Making the call at a media briefing at ‘Nidahasa’ office in Nawala, he explained the group’s viewpoint on the prevailing crisis and said it would be their responsibility to act as a force of opposing all these ills.
Nevertheless, there is no intention to sabotage activities of the government in the light of the economic hardships, he said.
Public dissent silenced temporarily through state repression
Merely silencing the voice of the leadership of youths, professionals, artistes and social activists temporarily by repressing the struggle and arresting more than 2,500 of them does not mean the country’s problems are over, Prof. Godahewa said.
He urged the government to publicly declare its plan for the country to come out of the economic crisis.
Only thereafter views could be expressed from the side of the people if there are dangers in that plan, said the MP.
“People are alert at this moment. Don’t hide things from them. Because, it is the people who will have to face the repercussions of decisions taken by the government.”
Prof. Godahewa said they could not accept the government’s claim that the basic agreement reached with the IMF was confidential and cannot be revealed as yet.
Inform people beforehand when taking crucial economic decisions
He insisted the government informed the people beforehand when taking crucial economic decisions, and denounced its decision to default on loans without first informing parliament.
That decision was an announcement to the world that the country was bankrupt, and no country or international lender will extend assistance, said the MP, adding the only option left is to go to the IMF.

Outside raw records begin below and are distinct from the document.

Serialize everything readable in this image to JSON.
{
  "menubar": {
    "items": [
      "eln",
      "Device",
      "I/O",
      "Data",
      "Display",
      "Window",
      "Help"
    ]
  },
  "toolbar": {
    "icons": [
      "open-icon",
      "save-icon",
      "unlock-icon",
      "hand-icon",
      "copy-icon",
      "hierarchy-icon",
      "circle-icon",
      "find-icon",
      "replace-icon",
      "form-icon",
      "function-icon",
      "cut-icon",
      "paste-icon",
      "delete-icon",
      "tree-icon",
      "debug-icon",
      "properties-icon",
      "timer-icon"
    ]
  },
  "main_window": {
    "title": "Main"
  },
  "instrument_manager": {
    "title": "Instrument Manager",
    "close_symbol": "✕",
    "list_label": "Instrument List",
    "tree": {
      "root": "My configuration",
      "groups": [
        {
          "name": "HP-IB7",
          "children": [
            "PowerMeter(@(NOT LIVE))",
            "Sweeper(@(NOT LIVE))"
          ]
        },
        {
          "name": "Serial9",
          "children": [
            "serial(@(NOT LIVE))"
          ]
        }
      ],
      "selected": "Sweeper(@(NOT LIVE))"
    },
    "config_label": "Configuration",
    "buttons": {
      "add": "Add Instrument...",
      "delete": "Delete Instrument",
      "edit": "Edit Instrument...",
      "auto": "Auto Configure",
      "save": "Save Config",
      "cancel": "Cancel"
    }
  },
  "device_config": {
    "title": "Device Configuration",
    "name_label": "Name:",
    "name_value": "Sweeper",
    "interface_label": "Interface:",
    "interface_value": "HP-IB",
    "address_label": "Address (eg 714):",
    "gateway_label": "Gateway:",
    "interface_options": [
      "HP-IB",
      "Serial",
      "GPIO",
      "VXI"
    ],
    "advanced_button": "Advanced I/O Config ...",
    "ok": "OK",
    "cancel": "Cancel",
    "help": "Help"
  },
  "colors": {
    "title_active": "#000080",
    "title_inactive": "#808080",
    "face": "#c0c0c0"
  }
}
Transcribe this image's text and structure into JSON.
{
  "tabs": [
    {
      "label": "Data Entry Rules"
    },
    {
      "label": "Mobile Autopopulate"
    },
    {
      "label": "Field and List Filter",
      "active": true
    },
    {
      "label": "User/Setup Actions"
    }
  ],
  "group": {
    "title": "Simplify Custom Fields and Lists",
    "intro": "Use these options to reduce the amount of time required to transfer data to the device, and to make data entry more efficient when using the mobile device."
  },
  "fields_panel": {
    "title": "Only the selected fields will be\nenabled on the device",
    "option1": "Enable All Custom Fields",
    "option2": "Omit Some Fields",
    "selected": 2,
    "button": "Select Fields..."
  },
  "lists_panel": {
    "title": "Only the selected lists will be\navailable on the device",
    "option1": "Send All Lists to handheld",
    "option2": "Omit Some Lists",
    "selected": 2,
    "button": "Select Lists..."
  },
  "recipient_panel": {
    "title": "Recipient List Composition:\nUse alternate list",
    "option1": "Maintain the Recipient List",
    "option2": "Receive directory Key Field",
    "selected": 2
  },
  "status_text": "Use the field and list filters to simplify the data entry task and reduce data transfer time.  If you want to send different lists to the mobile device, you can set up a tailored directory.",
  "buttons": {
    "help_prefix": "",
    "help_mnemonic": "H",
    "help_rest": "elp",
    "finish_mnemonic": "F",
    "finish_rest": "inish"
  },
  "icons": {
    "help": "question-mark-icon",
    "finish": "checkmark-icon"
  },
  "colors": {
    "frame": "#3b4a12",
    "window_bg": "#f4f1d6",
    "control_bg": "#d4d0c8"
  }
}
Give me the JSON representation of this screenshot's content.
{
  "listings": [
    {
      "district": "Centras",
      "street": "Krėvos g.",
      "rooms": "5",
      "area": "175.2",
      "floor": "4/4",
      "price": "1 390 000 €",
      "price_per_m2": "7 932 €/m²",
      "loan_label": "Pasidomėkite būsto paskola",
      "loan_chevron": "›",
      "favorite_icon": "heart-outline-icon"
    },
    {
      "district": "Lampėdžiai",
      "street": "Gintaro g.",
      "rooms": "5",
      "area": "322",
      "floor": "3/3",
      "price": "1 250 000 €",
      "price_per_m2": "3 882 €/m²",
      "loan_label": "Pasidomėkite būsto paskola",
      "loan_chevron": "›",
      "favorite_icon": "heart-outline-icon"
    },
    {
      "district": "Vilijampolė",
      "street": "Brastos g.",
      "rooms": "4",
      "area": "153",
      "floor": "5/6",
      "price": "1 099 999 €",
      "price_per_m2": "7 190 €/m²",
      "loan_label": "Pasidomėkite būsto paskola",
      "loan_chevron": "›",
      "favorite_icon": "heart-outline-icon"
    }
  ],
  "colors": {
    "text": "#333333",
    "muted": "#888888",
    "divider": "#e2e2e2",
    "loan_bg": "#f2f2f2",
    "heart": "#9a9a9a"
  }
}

The decision-makers took the easiest way out and left the country in further difficulties, he said.
Curtail expenditure of govt., not country
The MP also berated the present regime for not identifying its economic management priorities even amidst the economic woes.
“At this moment, the government should prioritize raising the country’s revenue and cutting down on government expenditure,” Prof. Godahewa said, and insisted that government expenditure, not that of the country, that should be curtailed.
Apparently, that is not happening, he noted, pointing out that the interim budget has increased government expenditure by around Rs. 1,000 billion, and a large number of ministers and state ministers has been appointed.
He questioned the government’s repeated saying that expenditure should be curtailed, without leading by example.
It will also be a dangerous situation if the government expects to cover its expenses by raising taxes on the people and businesses, especially the medium and small ones who contribute around 55% to the economy and employ 75% of the workforce, said the MP.
“But, we don’t see any minister speaking on behalf of them. We stress to the government to find speedy solutions to their problems,” he added.